A agonia do socialismo francês foi imparável. Salvo as eleições presidenciais de 2012 e as legislativas que se seguiram, o PS dilapidou toda a sua força eleitoral. Entre 2014 e 2017, perdeu as eleições municipais, as europeias, as do senado, as departamentais, as regionais, as presidenciais e agora as legislativas. Os militantes têm fé que entre o liberalismo presidencial de Emmanuel Macron e a esquerda radical de Jean-Luc Mélenchon ainda resta um espaço para refundar a social-democracia, após anos de François Hollande e seu último primeiro-ministro, Manuel Valls. O problema está precisamente nessas duas propostas: o macronismo arrasta os reformistas do PS e Mélenchon a ala esquerda. Só fica um esqueleto. O PS deixou de ser a linha que estruturava a vida política do país para se tornar um partido zumbi.
O problema, no entanto, não é só político, mas, sobretudo, econômico. A perda de centenas de deputados equivale também a perder os milhões de euros que o Estado aporta e que permitem o funcionamento dos partidos. O PS está arruinado politicamente e na mais cruel das falências financeiras. O resultado das eleições legislativas é a variável que serve ao Estado para calcular o montante do financiamento público dos partidos. Se as porcentagens do PS forem idênticas aos de domingo passado, o partido de Jean Jaurés perderá cerca de 17 milhões de euros. A metade dos seus recursos provém precisamente das contribuições estatais.
Dos 284 deputados com os quais contava na Assembleia anterior, o PS conservará apenas entre 15 e 40. Em porcentagens, o socialismo passará de 29,35%, de 2012, para um esquelético 7,44. Em votos, a queda é assustadora: 7,9 milhões há 5 anos, 1,6 milhão de votos há uma semana.
A França se dirige direto a um poder único, onde a oposição na Assembleia terá um desempenho marginal: nem a social-democracia, nem a esquerda radical, nem a direita ou extrema-direita estarão em condições de pesar na vida política do país, durante os próximos cinco anos.
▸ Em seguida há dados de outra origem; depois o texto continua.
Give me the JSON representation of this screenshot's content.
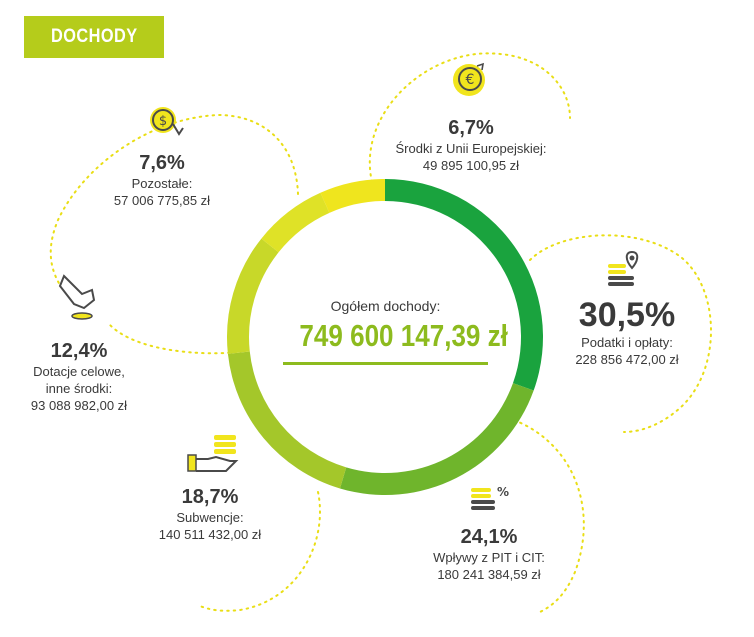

Emmanuel Macron derrubou as estruturas políticas da França, construídas a partir de inícios do século passado. Uma espécie de horror democrático se apoderou dos eleitores e isso os levou a escapar de todas as ofertas que levavam o selo dos partidos do passado. Ao contrário, surgiu uma espécie de nova monarquia democrática que foi se levantando sobre as ruínas das decepções acumuladas.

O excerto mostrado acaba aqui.